Прошло меньше двадцати лет с того времени, когда он был записан в списки гильдии святого Луки самостоятельным живописцем. Он и сам не мог уже, верно, вспомнить всего, что нарисовал и написал за эти годы. До нашего времени дошло не все созданное им, но, хотя сохранившееся — это лишь часть, осталось так много, что мы не сумели в этой книге охватить всего. Некоторые вещи, притом замечательные, остались за ее пределами.

Но о неустанной работе, которая подорвала силы художника, говорит не число созданных им картин и рисунков. Неустанные искания делают картины одного периода решительно непохожими на другие: между ними лежат всего лишь годы, но кажется, что прошли десятилетия. Он не давал себе отдыха, он не знал покоя.

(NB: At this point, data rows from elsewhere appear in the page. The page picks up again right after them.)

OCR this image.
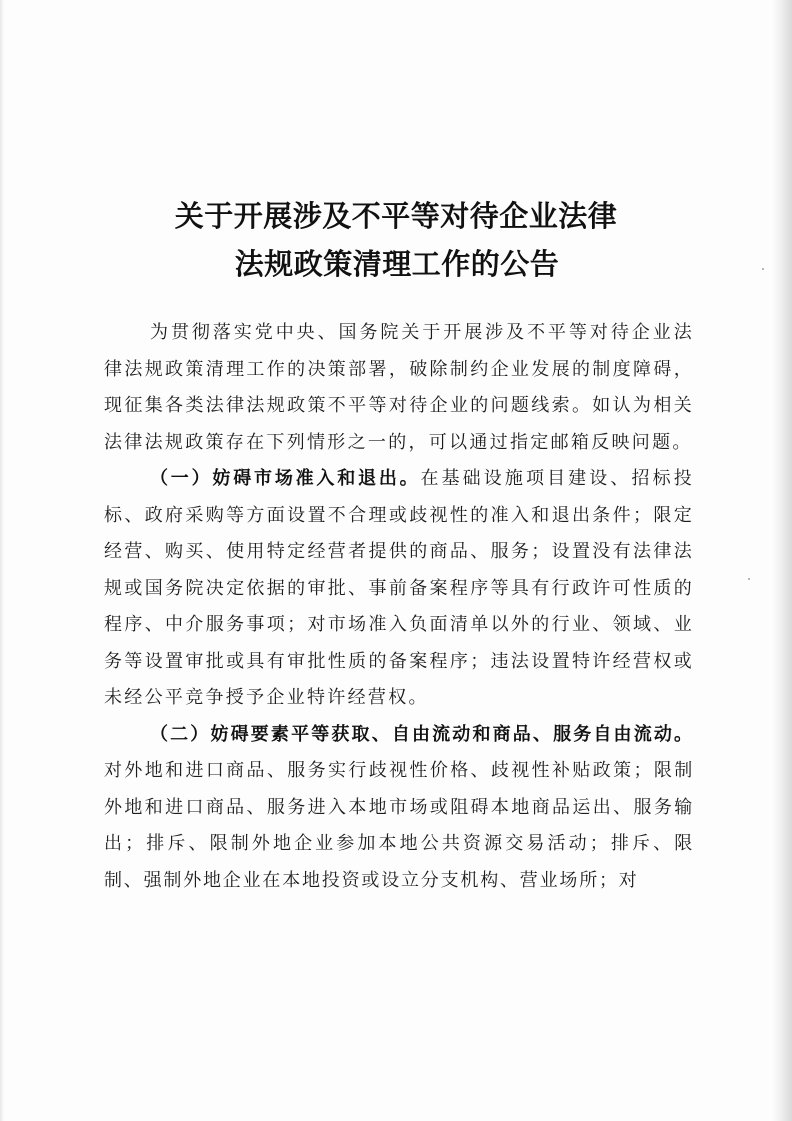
关于开展涉及不平等对待企业法律
法规政策清理工作的公告

为贯彻落实党中央、国务院关于开展涉及不平等对待企业法律法规政策清理工作的决策部署，破除制约企业发展的制度障碍，现征集各类法律法规政策不平等对待企业的问题线索。如认为相关法律法规政策存在下列情形之一的，可以通过指定邮箱反映问题。

（一）妨碍市场准入和退出。在基础设施项目建设、招标投标、政府采购等方面设置不合理或歧视性的准入和退出条件；限定经营、购买、使用特定经营者提供的商品、服务；设置没有法律法规或国务院决定依据的审批、事前备案程序等具有行政许可性质的程序、中介服务事项；对市场准入负面清单以外的行业、领域、业务等设置审批或具有审批性质的备案程序；违法设置特许经营权或未经公平竞争授予企业特许经营权。

（二）妨碍要素平等获取、自由流动和商品、服务自由流动。对外地和进口商品、服务实行歧视性价格、歧视性补贴政策；限制外地和进口商品、服务进入本地市场或阻碍本地商品运出、服务输出；排斥、限制外地企业参加本地公共资源交易活动；排斥、限制、强制外地企业在本地投资或设立分支机构、营业场所；对
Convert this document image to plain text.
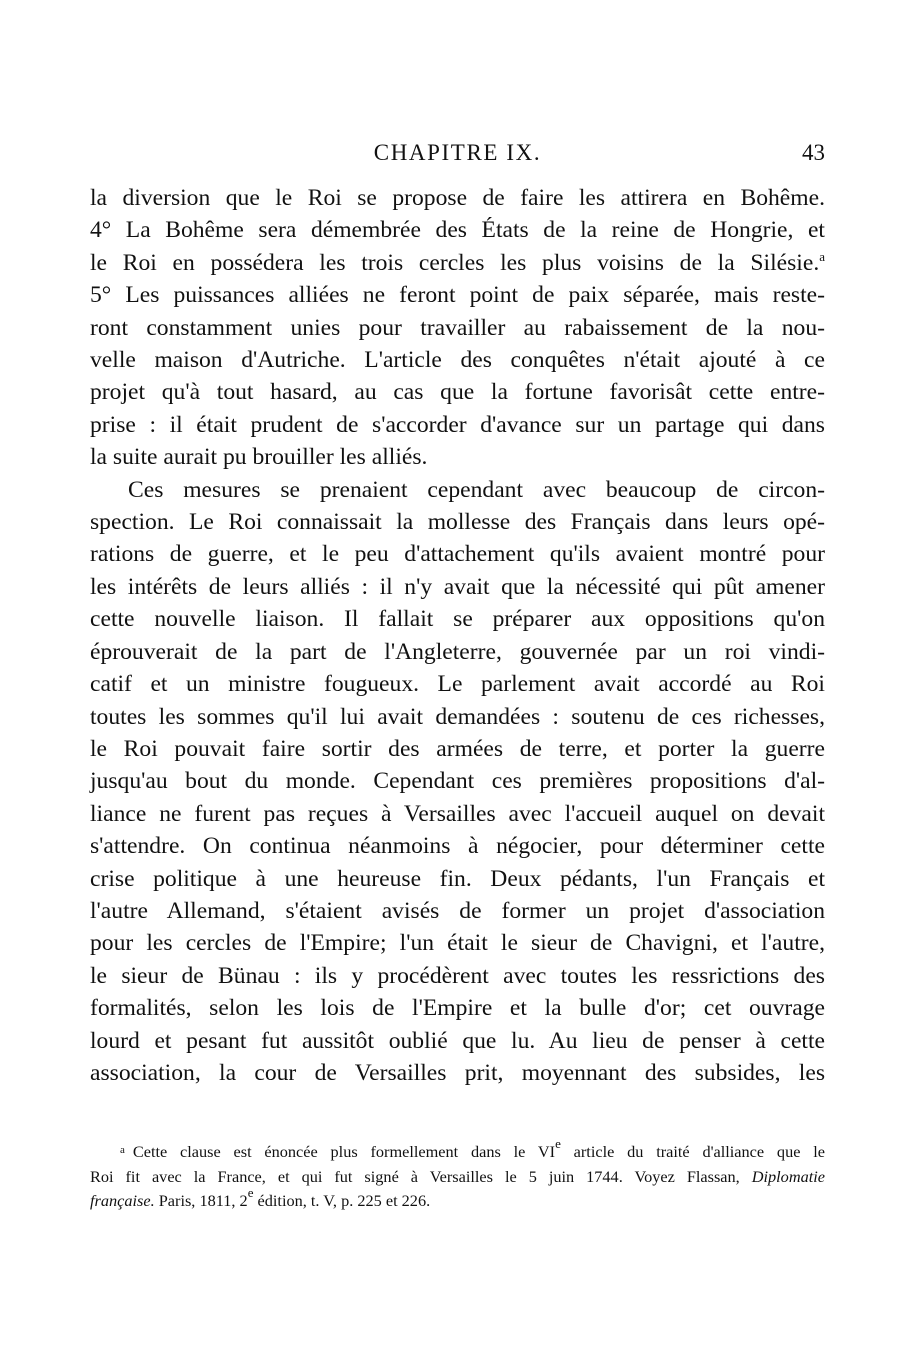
CHAPITRE IX.	43

la diversion que le Roi se propose de faire les attirera en Bohême.
4° La Bohême sera démembrée des États de la reine de Hongrie, et
le Roi en possédera les trois cercles les plus voisins de la Silésie.$^a$
5° Les puissances alliées ne feront point de paix séparée, mais reste-
ront constamment unies pour travailler au rabaissement de la nou-
velle maison d'Autriche. L'article des conquêtes n'était ajouté à ce
projet qu'à tout hasard, au cas que la fortune favorisât cette entre-
prise : il était prudent de s'accorder d'avance sur un partage qui dans
la suite aurait pu brouiller les alliés.

Ces mesures se prenaient cependant avec beaucoup de circon-
spection. Le Roi connaissait la mollesse des Français dans leurs opé-
rations de guerre, et le peu d'attachement qu'ils avaient montré pour
les intérêts de leurs alliés : il n'y avait que la nécessité qui pût amener
cette nouvelle liaison. Il fallait se préparer aux oppositions qu'on
éprouverait de la part de l'Angleterre, gouvernée par un roi vindi-
catif et un ministre fougueux. Le parlement avait accordé au Roi
toutes les sommes qu'il lui avait demandées : soutenu de ces richesses,
le Roi pouvait faire sortir des armées de terre, et porter la guerre
jusqu'au bout du monde. Cependant ces premières propositions d'al-
liance ne furent pas reçues à Versailles avec l'accueil auquel on devait
s'attendre. On continua néanmoins à négocier, pour déterminer cette
crise politique à une heureuse fin. Deux pédants, l'un Français et
l'autre Allemand, s'étaient avisés de former un projet d'association
pour les cercles de l'Empire; l'un était le sieur de Chavigni, et l'autre,
le sieur de Bünau : ils y procédèrent avec toutes les ressrictions des
formalités, selon les lois de l'Empire et la bulle d'or; cet ouvrage
lourd et pesant fut aussitôt oublié que lu. Au lieu de penser à cette
association, la cour de Versailles prit, moyennant des subsides, les

$^a$ Cette clause est énoncée plus formellement dans le VIe article du traité d'alliance que le
Roi fit avec la France, et qui fut signé à Versailles le 5 juin 1744. Voyez Flassan, Diplomatie
française. Paris, 1811, 2e édition, t. V, p. 225 et 226.
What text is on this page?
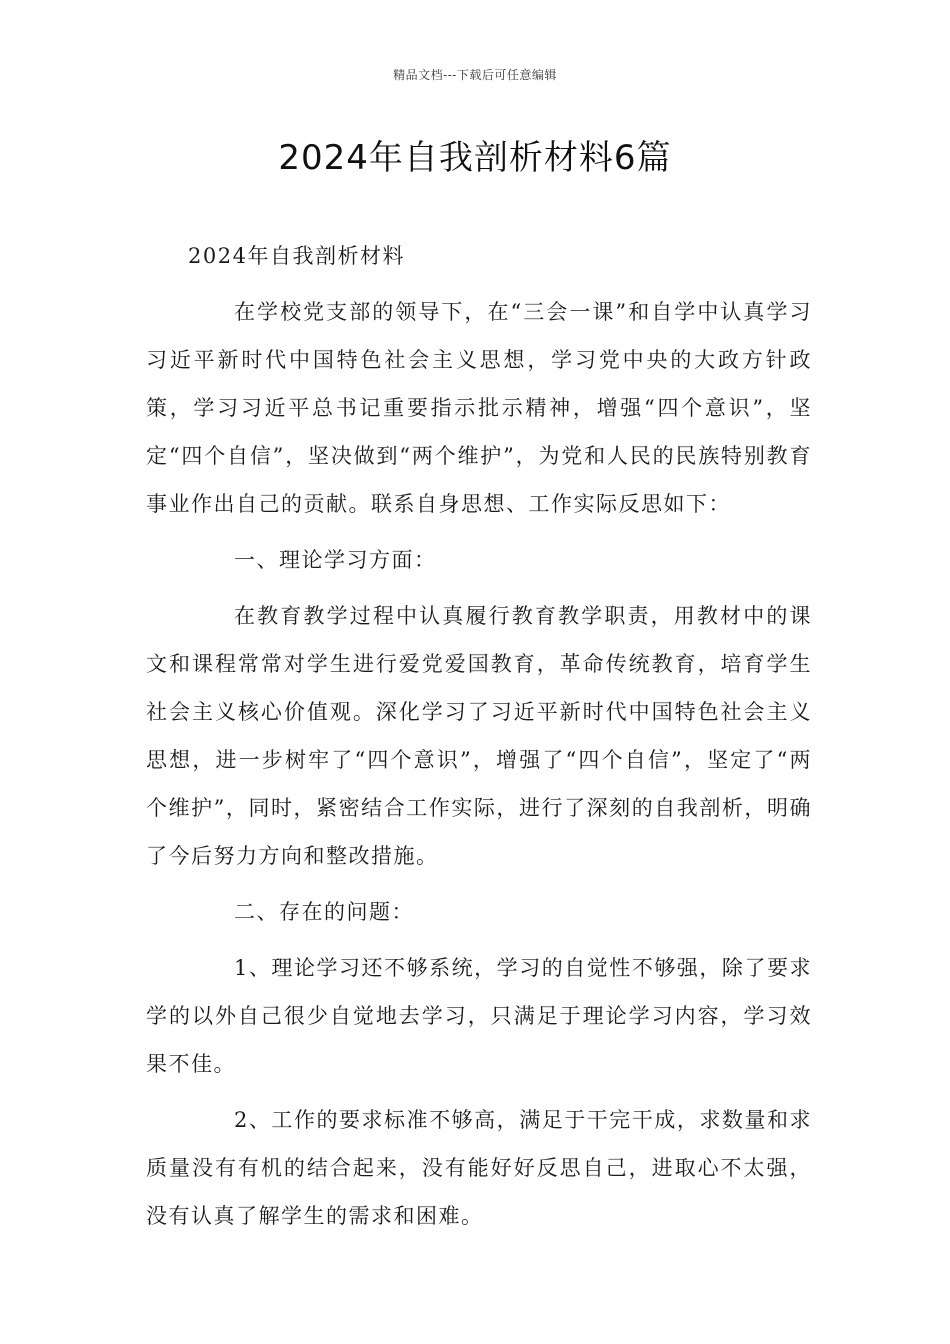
精品文档---下载后可任意编辑
2024年自我剖析材料6篇

2024年自我剖析材料

在学校党支部的领导下，在“三会一课”和自学中认真学习习近平新时代中国特色社会主义思想，学习党中央的大政方针政策，学习习近平总书记重要指示批示精神，增强“四个意识”，坚定“四个自信”，坚决做到“两个维护”，为党和人民的民族特别教育事业作出自己的贡献。联系自身思想、工作实际反思如下：

一、理论学习方面：

在教育教学过程中认真履行教育教学职责，用教材中的课文和课程常常对学生进行爱党爱国教育，革命传统教育，培育学生社会主义核心价值观。深化学习了习近平新时代中国特色社会主义思想，进一步树牢了“四个意识”，增强了“四个自信”，坚定了“两个维护”，同时，紧密结合工作实际，进行了深刻的自我剖析，明确了今后努力方向和整改措施。

二、存在的问题：

1、理论学习还不够系统，学习的自觉性不够强，除了要求学的以外自己很少自觉地去学习，只满足于理论学习内容，学习效果不佳。

2、工作的要求标准不够高，满足于干完干成，求数量和求质量没有有机的结合起来，没有能好好反思自己，进取心不太强，没有认真了解学生的需求和困难。
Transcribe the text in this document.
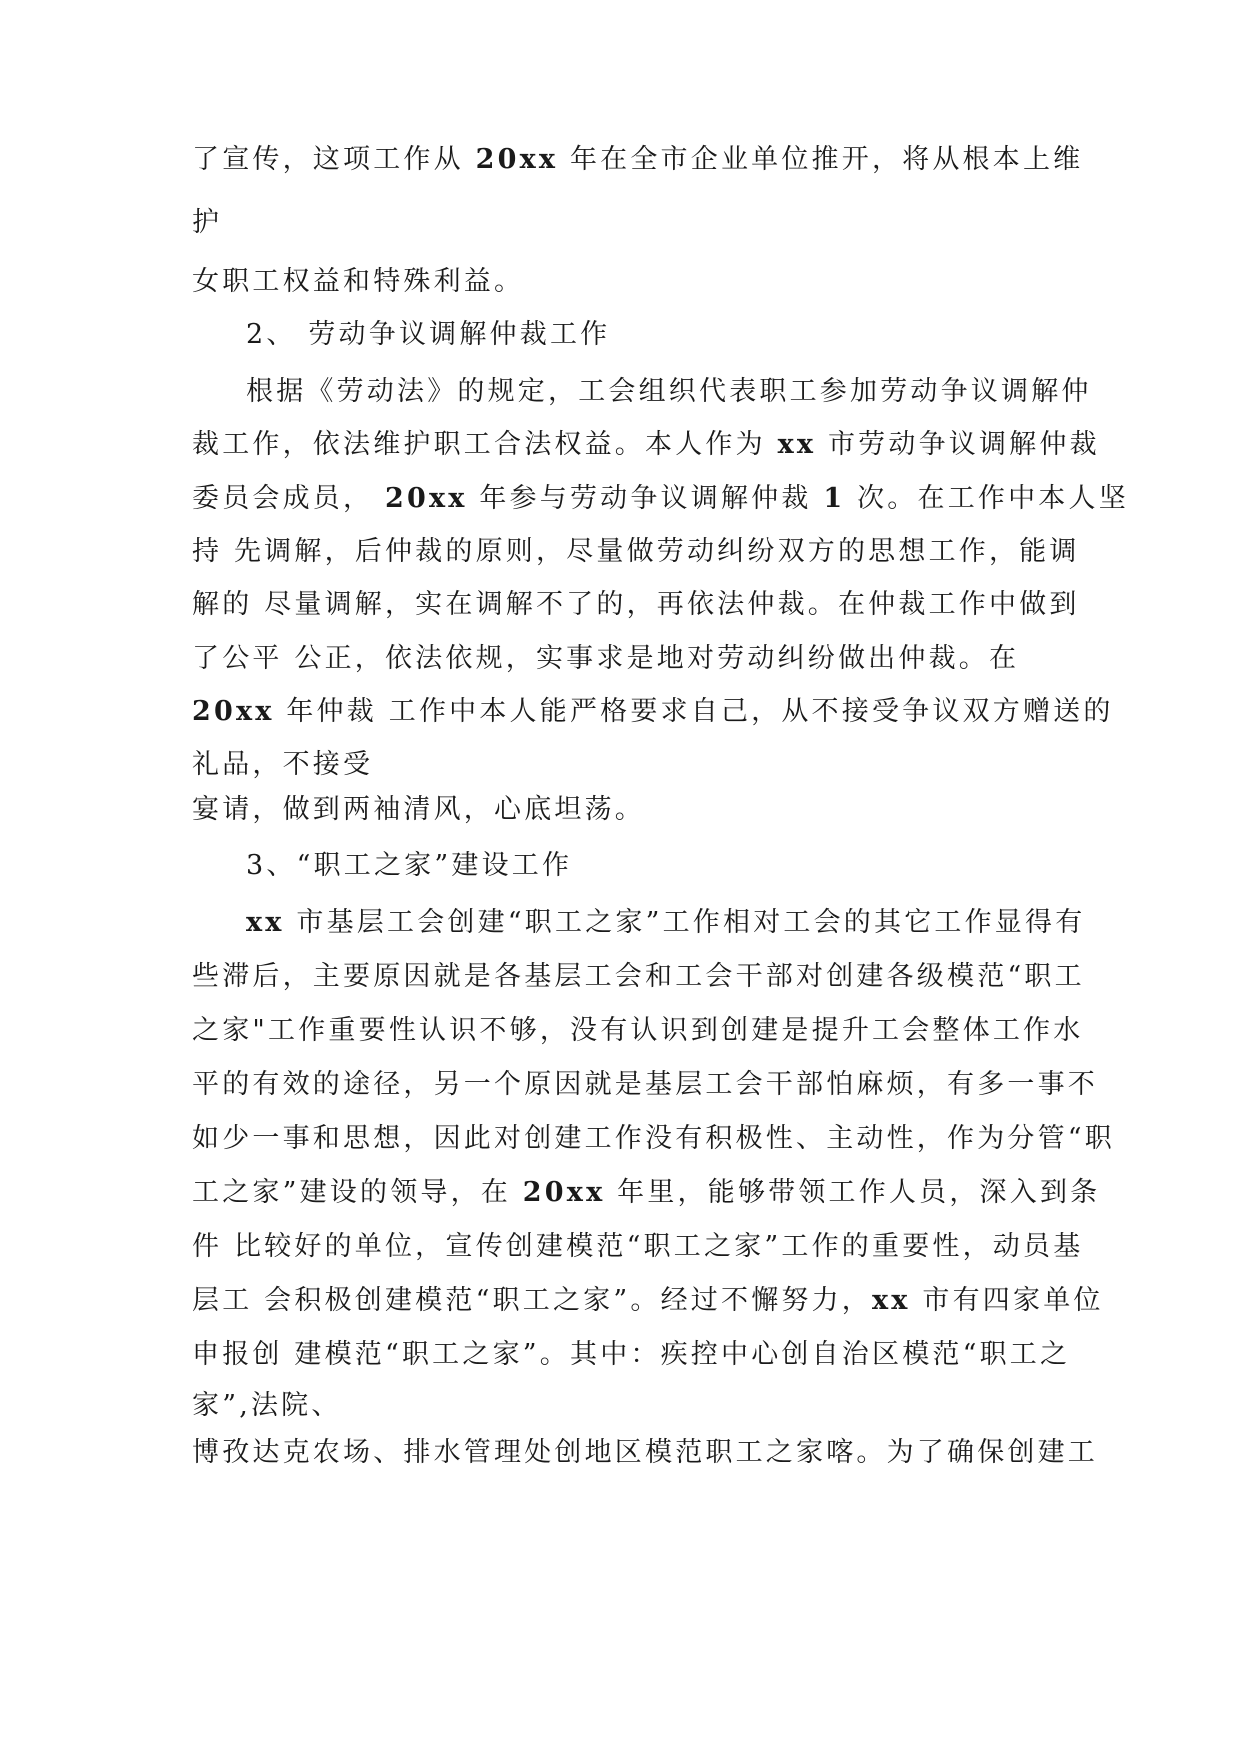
了宣传，这项工作从 20xx 年在全市企业单位推开，将从根本上维
护
女职工权益和特殊利益。
2、 劳动争议调解仲裁工作
根据《劳动法》的规定，工会组织代表职工参加劳动争议调解仲
裁工作，依法维护职工合法权益。本人作为 xx 市劳动争议调解仲裁
委员会成员， 20xx 年参与劳动争议调解仲裁 1 次。在工作中本人坚
持 先调解，后仲裁的原则，尽量做劳动纠纷双方的思想工作，能调
解的 尽量调解，实在调解不了的，再依法仲裁。在仲裁工作中做到
了公平 公正，依法依规，实事求是地对劳动纠纷做出仲裁。在
20xx 年仲裁 工作中本人能严格要求自己，从不接受争议双方赠送的
礼品，不接受
宴请，做到两袖清风，心底坦荡。
3、“职工之家”建设工作
xx 市基层工会创建“职工之家”工作相对工会的其它工作显得有
些滞后，主要原因就是各基层工会和工会干部对创建各级模范“职工
之家"工作重要性认识不够，没有认识到创建是提升工会整体工作水
平的有效的途径，另一个原因就是基层工会干部怕麻烦，有多一事不
如少一事和思想，因此对创建工作没有积极性、主动性，作为分管“职
工之家”建设的领导，在 20xx 年里，能够带领工作人员，深入到条
件 比较好的单位，宣传创建模范“职工之家”工作的重要性，动员基
层工 会积极创建模范“职工之家”。经过不懈努力，xx 市有四家单位
申报创 建模范“职工之家”。其中：疾控中心创自治区模范“职工之
家”,法院、
博孜达克农场、排水管理处创地区模范职工之家喀。为了确保创建工
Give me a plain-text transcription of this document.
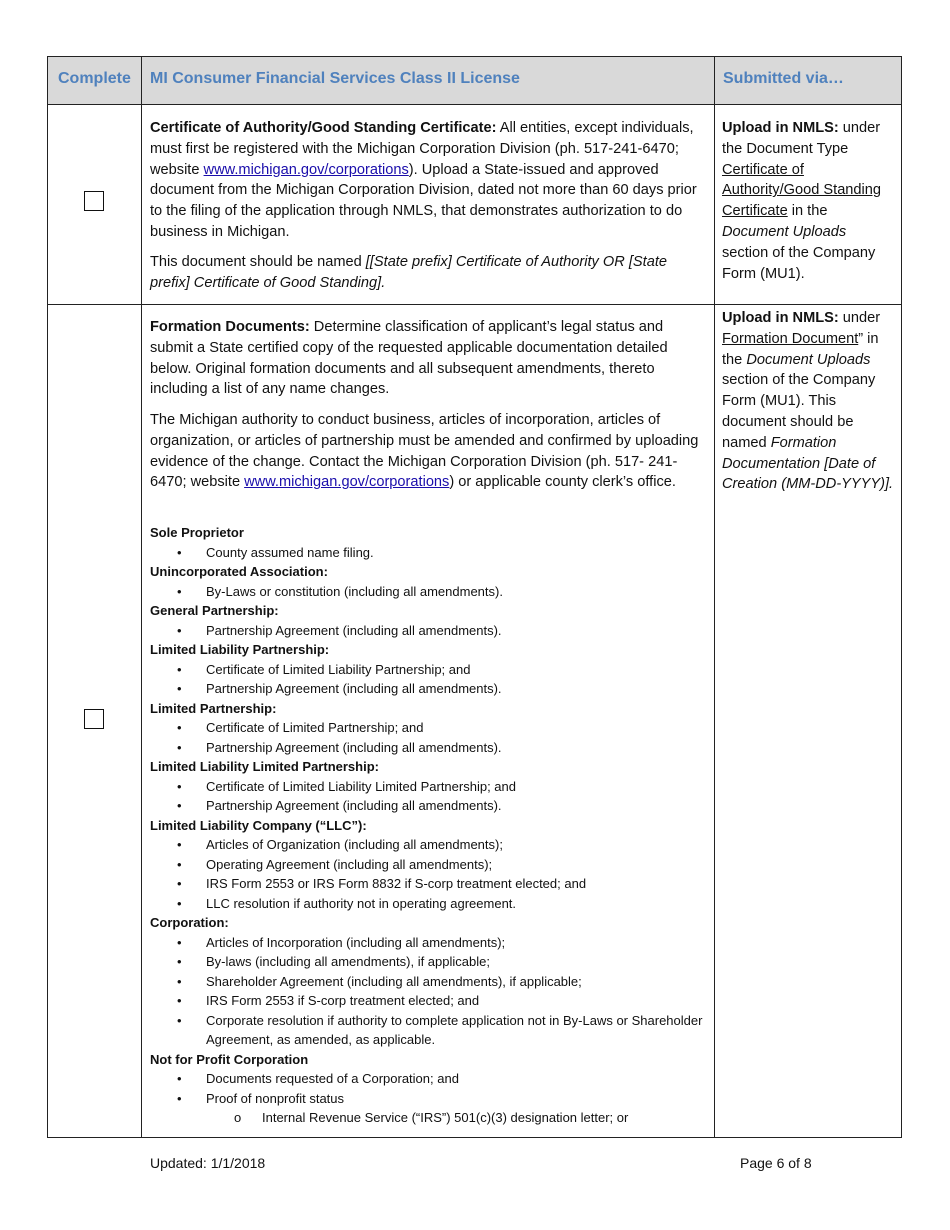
Complete MI Consumer Financial Services Class II License	Submitted via…

Certificate of Authority/Good Standing Certificate: All entities, except individuals, must first be registered with the Michigan Corporation Division (ph. 517-241-6470; website www.michigan.gov/corporations). Upload a State-issued and approved document from the Michigan Corporation Division, dated not more than 60 days prior to the filing of the application through NMLS, that demonstrates authorization to do business in Michigan.

This document should be named [[State prefix] Certificate of Authority OR [State prefix] Certificate of Good Standing].

Upload in NMLS: under the Document Type Certificate of Authority/Good Standing Certificate in the Document Uploads section of the Company Form (MU1).

Formation Documents: Determine classification of applicant’s legal status and submit a State certified copy of the requested applicable documentation detailed below. Original formation documents and all subsequent amendments, thereto including a list of any name changes.

The Michigan authority to conduct business, articles of incorporation, articles of organization, or articles of partnership must be amended and confirmed by uploading evidence of the change. Contact the Michigan Corporation Division (ph. 517- 241-6470; website www.michigan.gov/corporations) or applicable county clerk’s office.

Upload in NMLS: under Formation Document” in the Document Uploads section of the Company Form (MU1). This document should be named Formation Documentation [Date of Creation (MM-DD-YYYY)].
Sole Proprietor
• County assumed name filing.
Unincorporated Association:
• By-Laws or constitution (including all amendments).
General Partnership:
• Partnership Agreement (including all amendments).
Limited Liability Partnership:
• Certificate of Limited Liability Partnership; and
• Partnership Agreement (including all amendments).
Limited Partnership:
• Certificate of Limited Partnership; and
• Partnership Agreement (including all amendments).
Limited Liability Limited Partnership:
• Certificate of Limited Liability Limited Partnership; and
• Partnership Agreement (including all amendments).
Limited Liability Company (“LLC”):
• Articles of Organization (including all amendments);
• Operating Agreement (including all amendments);
• IRS Form 2553 or IRS Form 8832 if S-corp treatment elected; and
• LLC resolution if authority not in operating agreement.
Corporation:
• Articles of Incorporation (including all amendments);
• By-laws (including all amendments), if applicable;
• Shareholder Agreement (including all amendments), if applicable;
• IRS Form 2553 if S-corp treatment elected; and
• Corporate resolution if authority to complete application not in By-Laws or Shareholder Agreement, as amended, as applicable.
Not for Profit Corporation
• Documents requested of a Corporation; and
• Proof of nonprofit status
o Internal Revenue Service (“IRS”) 501(c)(3) designation letter; or
Updated: 1/1/2018	Page 6 of 8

Написаны «Нидерландские пословицы» и «Детские игры»… Художник может по справедливости считать, что нет рядом другого мастера, который умел бы так заполнить все пространство картины множеством разнообразнейших фигур, выражающих одну тему. Калейдоскопическая яркость картин, узорность композиции, бесхитростные намеки и сложнейшие аллегории, заключенные в них, нравятся зрителю, вызывают похвалы. Картины так своеобразны, что в них безошибочно узнают руку Брейгеля. Можно, нужно закрепить завоеванный успех, продолжать в том направлении, которое так счастливо найдено, так удачно начато.

Но повторяться, чуть видоизменяясь, скучно ему. Он пробует свое искусство в сложнейших графических и живописных фантасмагориях, и странные видения возникают под его пером и кистью, отталкивая и привлекая взгляд, пугая и заставляя догадываться о своем сокровенном смысле. И вот уже слава нового Босха сопутствует ему, но проходит недолгое время, появляется «Поклонение волхвов», и кажется, что художник решительно отбросил то, за что его ценят, и начал поиски заново. И точно так повторяется несколько раз в его жизни.

Открытия «Времен года» могли бы составить смысл и содержание целой жизни — у Брейгеля они связаны с работами одного года…

Не похожи картины разных лет друг на друга, но вместе с тем, и притом чем дальше, тем больше, они связаны друг с другом. Богатство наблюдений, направленных не на частности, а на суть, внутреннее чувство, живущее во внешнем движении, свежая непредвзятость взгляда, напряженность ритма и цвета, острый драматизм… Нет, это лишь часть тех свойств, которые объединяют многообразное наследие Брейгеля в наследие единое.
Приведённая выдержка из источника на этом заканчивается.